How SEO Embeddings Predict Which Content Will Rank

Last year I audited a manufacturer who could not figure out why their best product page would not move. The content was thorough. The page had links. On paper it should have ranked. So I stopped reading the page and vectorized it instead. I ran the page and the target query through an embedding model, scored the distance between the two vectors, and the number was ugly. The page sat nowhere near the query in vector space, and the rankings agreed with the math. Before Google told me anything, the embeddings already had.

Last year I audited a manufacturer who could not figure out why their best product page would not move.

Michael McDougald

That is the part most SEOs have not internalized yet. The relationship between your content and a query is now a measurable distance in vector space, and you can measure it yourself. You do not have to wait for the search results to tell you whether a page is relevant. The embedding tells you first, which is the whole reason SEO embeddings predict which content will rank.

What SEO embeddings and vector embeddings actually are

SEO embeddings are numerical representations of meaning. A search engine converts your page and the search query into vectors, sets of numbers that place text in a shared vector space, and then it measures how close those two vectors sit using cosine similarity. The closer they are, the more relevant your content looks, which is why SEO embeddings predict which content will rank before Google publishes a single position.

The idea is older than the current AI panic. Google patented it in 2013. The Word2Vec patent, word vector representations patent was filed by Tomas Mikolov and three colleagues at Google. The famous demonstration from that work still explains vector embeddings in one line.
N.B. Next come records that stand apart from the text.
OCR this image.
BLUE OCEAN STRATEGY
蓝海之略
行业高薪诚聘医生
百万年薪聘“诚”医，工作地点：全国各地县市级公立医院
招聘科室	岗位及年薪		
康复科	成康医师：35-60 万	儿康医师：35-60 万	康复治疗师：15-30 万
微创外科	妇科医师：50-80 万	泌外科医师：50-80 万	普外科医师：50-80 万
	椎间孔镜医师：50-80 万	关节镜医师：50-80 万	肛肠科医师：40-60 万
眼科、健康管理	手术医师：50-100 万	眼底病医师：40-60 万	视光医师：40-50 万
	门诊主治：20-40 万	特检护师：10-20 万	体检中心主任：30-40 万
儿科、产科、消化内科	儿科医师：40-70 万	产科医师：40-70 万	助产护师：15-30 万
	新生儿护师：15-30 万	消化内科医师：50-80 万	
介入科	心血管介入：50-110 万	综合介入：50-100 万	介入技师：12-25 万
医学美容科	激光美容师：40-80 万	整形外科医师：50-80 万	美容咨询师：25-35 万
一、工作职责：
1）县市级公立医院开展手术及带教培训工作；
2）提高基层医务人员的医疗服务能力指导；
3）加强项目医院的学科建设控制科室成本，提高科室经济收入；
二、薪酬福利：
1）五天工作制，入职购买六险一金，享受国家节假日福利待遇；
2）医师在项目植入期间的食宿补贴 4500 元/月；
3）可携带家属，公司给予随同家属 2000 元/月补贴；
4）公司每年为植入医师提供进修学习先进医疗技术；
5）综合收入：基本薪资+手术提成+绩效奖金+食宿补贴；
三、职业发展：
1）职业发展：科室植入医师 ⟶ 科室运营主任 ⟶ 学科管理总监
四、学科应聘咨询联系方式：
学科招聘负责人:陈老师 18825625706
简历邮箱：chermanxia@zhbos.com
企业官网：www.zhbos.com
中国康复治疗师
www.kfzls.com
Take the vector for "king," subtract the vector for "man," add the vector for "woman," and the nearest vector is "queen." The math captured a relationship between words that no keyword match ever could. That is what an embedding does. It turns meaning into coordinates in vector space.

From keyword matching to vectors and semantic search

People ask what the difference is between an embedding and a vector. The vector is the list of numbers. The embedding is the process of assigning those numbers so that similar meanings land near each other. Word embeddings, the first practical breakthrough in natural language processing, did it for single words. Modern vector embeddings do it for whole passages, whole pages, and whole sites, and search engines now lean on them for nearly every query.

This is the shift from keyword matching to semantic search. Old search engines matched the literal string. A page about "affordable laptops" and a query for "cheap notebooks" looked unrelated to keyword matching, because none of the words matched. In vector space those two phrases sit almost on top of each other, because the embedding learned that cheap and affordable, laptops and notebooks, carry nearly identical meaning. Semantic search is just search engines using vector embeddings to read meaning and user intent instead of matching strings, and it is why stuffing the exact keyword stopped working years ago.

How cosine similarity turns semantic relevance into a ranking number

Here is the mechanism, because it drives everything that follows. When search engines crawl your page, they split the text into tokens, convert those tokens into vectors, and combine them into vector embeddings for your paragraphs and your page. They do the same to the query. Then they calculate cosine similarity, which is the angle between two vectors. A score near 1 means the two vectors are saying the same thing. A score near 0 means they are unrelated. A score near -1 means they are opposites. That cosine similarity score is your semantic relevance, the semantic similarity between your page and the query, expressed as a number between two points in vector space.

This is where passage-level retrieval changes the work. Search engines and large language models do not score your page as one blob. They score it in chunks. A focused paragraph about one idea sits tighter to a query than a sprawling paragraph about four ideas, because the four ideas pull the vector in four directions and dilute its meaning. iPullRank's testing on chunking found that splitting a multi-topic passage into single-topic chunks can lift cosine similarity by 15 to 20 percent, and a query-aligned heading above the passage lifts the semantic relevance further. The structure is not decoration. It moves the number.

Cosine Similarity Lift

Minimum Lift15 percent

Maximum Lift20 percent

Source: iPullRank

The correlation holds up under study. Lumar ran an analysis of more than 2,000 search queries, scored the semantic relevance of the top ten results with vector models, and compared those scores to ranking position. Vector embeddings predicted position better than older term-frequency methods, and the tightest correlation showed up in short elements like titles and H1s. The pages that ranked were the pages whose vectors sat closest to the query, and the effect was strongest exactly where you would expect it, in the most concentrated text on the page. If you want the longer version of how retrieval engines decide what to surface, I wrote about how AI Overviews decide which sources to cite, and the same cosine similarity logic runs underneath it.

The Google API leak put page embeddings and site embeddings in the ranking system

For years this was theory you had to argue for. Then the Google API leak handed over the receipts. The leaked Content Warehouse documentation, unpacked by Search Engine Land and analyzed in depth by iPullRank, names the embeddings attributes directly. Google computes a pageEmbeddings vector for individual pages and a siteEmbeddings vector for the whole domain. There is a site2vecEmbedding, a sitewide vector built the same way Word2Vec builds a word vector. And there are two scores attached to those embeddings that should change how you think about your site.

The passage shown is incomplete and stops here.